I tried to open the HEIC file first with Photoshop Elements then Paint.net and then the Win 10 photos App, without success.

I then tried to convert it via an online web site and, not only was it taking a long time, but it crashed before completion. So I went to the Microsoft Store and got the “HEIC to JPEG (FREE)’” App. This App provides 10 conversions a day before you have to pay. Even then, it only costs AUD$3-55.

heic

The App works quickly and easily. In fact, I will buy it. AUD$3-55 is not much.

APPLE MAC – – BIG SUR / TIME MACHINE

My 2014 Mac Book Pro (MBP) has updated to Big Sur without any problems.

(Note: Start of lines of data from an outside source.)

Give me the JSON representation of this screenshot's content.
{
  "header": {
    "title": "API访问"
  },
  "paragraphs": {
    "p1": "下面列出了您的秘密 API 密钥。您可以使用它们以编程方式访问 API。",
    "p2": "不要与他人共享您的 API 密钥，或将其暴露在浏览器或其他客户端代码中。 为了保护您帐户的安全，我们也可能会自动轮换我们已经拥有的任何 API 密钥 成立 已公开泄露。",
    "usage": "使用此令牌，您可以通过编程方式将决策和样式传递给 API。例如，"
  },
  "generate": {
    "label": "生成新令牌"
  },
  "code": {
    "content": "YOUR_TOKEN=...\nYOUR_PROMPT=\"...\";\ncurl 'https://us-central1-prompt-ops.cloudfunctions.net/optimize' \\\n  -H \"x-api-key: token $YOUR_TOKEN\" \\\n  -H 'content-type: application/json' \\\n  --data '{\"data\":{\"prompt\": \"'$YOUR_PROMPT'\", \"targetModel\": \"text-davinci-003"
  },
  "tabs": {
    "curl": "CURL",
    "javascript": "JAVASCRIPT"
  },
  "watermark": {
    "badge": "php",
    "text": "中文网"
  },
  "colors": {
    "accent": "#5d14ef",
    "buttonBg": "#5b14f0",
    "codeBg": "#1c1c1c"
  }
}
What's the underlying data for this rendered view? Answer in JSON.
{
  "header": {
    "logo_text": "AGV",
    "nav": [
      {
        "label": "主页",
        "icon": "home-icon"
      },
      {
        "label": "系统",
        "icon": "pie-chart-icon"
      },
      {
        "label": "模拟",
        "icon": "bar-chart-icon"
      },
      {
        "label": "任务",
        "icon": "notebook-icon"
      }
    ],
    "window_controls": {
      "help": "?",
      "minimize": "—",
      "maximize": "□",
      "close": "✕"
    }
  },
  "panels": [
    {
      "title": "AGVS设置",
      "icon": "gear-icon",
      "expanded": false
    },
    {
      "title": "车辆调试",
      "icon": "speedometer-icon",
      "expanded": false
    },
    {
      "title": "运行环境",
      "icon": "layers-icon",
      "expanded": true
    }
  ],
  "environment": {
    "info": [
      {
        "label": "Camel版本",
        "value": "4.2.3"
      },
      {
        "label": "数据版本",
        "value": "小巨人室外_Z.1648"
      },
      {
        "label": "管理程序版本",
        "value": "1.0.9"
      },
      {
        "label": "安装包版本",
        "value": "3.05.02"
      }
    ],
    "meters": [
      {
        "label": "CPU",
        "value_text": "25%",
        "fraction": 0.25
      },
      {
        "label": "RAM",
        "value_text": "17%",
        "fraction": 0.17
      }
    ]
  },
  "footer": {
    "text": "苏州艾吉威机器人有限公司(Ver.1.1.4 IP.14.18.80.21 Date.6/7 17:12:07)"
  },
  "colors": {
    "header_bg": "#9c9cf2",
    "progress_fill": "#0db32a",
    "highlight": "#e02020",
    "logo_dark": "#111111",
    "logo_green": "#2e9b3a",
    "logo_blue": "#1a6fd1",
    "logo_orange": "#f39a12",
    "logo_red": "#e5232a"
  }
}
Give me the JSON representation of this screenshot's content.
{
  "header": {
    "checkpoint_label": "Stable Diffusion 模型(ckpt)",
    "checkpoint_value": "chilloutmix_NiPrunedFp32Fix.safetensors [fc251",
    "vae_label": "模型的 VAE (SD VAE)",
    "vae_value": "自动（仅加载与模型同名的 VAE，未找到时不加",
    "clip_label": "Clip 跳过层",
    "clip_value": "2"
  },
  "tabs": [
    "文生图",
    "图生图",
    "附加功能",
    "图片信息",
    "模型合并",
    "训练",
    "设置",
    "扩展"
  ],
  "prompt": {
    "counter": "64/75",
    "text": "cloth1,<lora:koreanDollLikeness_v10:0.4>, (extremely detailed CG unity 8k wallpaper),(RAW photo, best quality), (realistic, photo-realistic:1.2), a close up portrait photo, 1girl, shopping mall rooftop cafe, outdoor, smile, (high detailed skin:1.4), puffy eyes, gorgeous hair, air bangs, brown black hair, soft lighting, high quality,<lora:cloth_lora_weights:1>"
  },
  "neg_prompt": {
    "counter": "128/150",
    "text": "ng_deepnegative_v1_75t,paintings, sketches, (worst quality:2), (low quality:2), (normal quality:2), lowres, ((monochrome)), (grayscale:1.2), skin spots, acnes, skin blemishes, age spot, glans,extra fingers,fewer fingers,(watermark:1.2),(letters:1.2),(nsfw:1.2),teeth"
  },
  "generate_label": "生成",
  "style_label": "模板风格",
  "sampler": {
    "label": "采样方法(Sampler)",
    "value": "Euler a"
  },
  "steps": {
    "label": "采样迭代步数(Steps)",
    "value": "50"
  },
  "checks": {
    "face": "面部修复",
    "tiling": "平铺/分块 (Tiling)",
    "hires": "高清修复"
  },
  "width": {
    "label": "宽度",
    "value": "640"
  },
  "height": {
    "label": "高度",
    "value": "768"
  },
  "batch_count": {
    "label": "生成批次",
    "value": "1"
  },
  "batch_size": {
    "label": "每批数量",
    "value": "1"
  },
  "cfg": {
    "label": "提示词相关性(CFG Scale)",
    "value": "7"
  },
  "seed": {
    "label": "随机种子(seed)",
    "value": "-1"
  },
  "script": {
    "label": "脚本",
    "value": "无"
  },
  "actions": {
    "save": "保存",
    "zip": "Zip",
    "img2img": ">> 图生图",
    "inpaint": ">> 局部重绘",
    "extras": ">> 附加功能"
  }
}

APFS FILE SYSTEM AND TIME MACHINE

Thanks to the podcast MacBreak Weekly Episode 740   that referred to an Ars Technica article that suggests that you should re-format your Time Machine drive to the new file system AFPS.

The Ars Technica article explains why you should re-format the drive to AFPS. However, I had a bit trouble in the re-formatting process so I will set out what I did.

When I tried to use Disk Utility on the MBP to erase the Time Machine drive and re-format as AFPS it kept failing and the reason shown was that the drive was in use. This was even after I removed the drive from Time Machine.

So, I attached the drive to a Windows Machine and used Disk Management to delete the partitions and re-format as NTFS. Then I re-attached to the MBP and used Disk Utility to Erase and re-format as AFPS. All went well and I renamed it – Time Machine- !!

I then set up Time Machine again with the re-formatted drive.

BLUETOOTH DRIVER UPDATE / MICROSOFT KEYBOARD PROBLEMS

I have always applied every Windows Update including Optional Driver updates.

clip_image002

clip_image004

However, I have encountered an optional Driver update that caused issues with my Bluetooth keyboard.

The keyboard is a standard Microsoft Bluetooth keyboard and mouse combo that I am using on my HTPC NUC.

The driver update was for the “Intel ® Wireless Bluetooth ® device.

clip_image006

Fortunately, I remembered what drivers had been updated and I was able to roll back the driver as soon as I noticed that the keyboard would not connect automatically at start and would regularly lose the connection, even though it was still noted as “connected” in All Settings. Surprisingly, the mouse was not affected.

As soon as I rolled back the driver the issue was resolved.

clip_image008

In future I think I will wait for driver updates via the normal Windows Update.

Windows 10 Mail App–Problems Update

Refer previous post.

I reset the App (All Settings / Apps / Apps and features / Mail and Calendar / Advanced options / Reset) a bit over 2 weeks ago. It seems to be better. However, sync problems with G Mail occurred again after a couple of days, but I deleted and re-installed G mail and it has worked OK since then.  The only other issue was one time when I forwarded an Email. When I clicked “Forward” the text changed to one letter wide in a long descending column of single letters. However I selected the text and removed the formatting and that fixed it.

This how to remove formatting in Win 10 Mail App. First select the area (highlight) or Ctrl/A to select all and:

2020-04-01_103220_Moment

After the Reset, the App is working well enough. So, I will keep using the App rather than Outlook and post again if there are any more issues.

5th April.  Issues with Gmail are continuing. Gmail stops syncing and the formatting issues seem to also be with Gmail. I give up.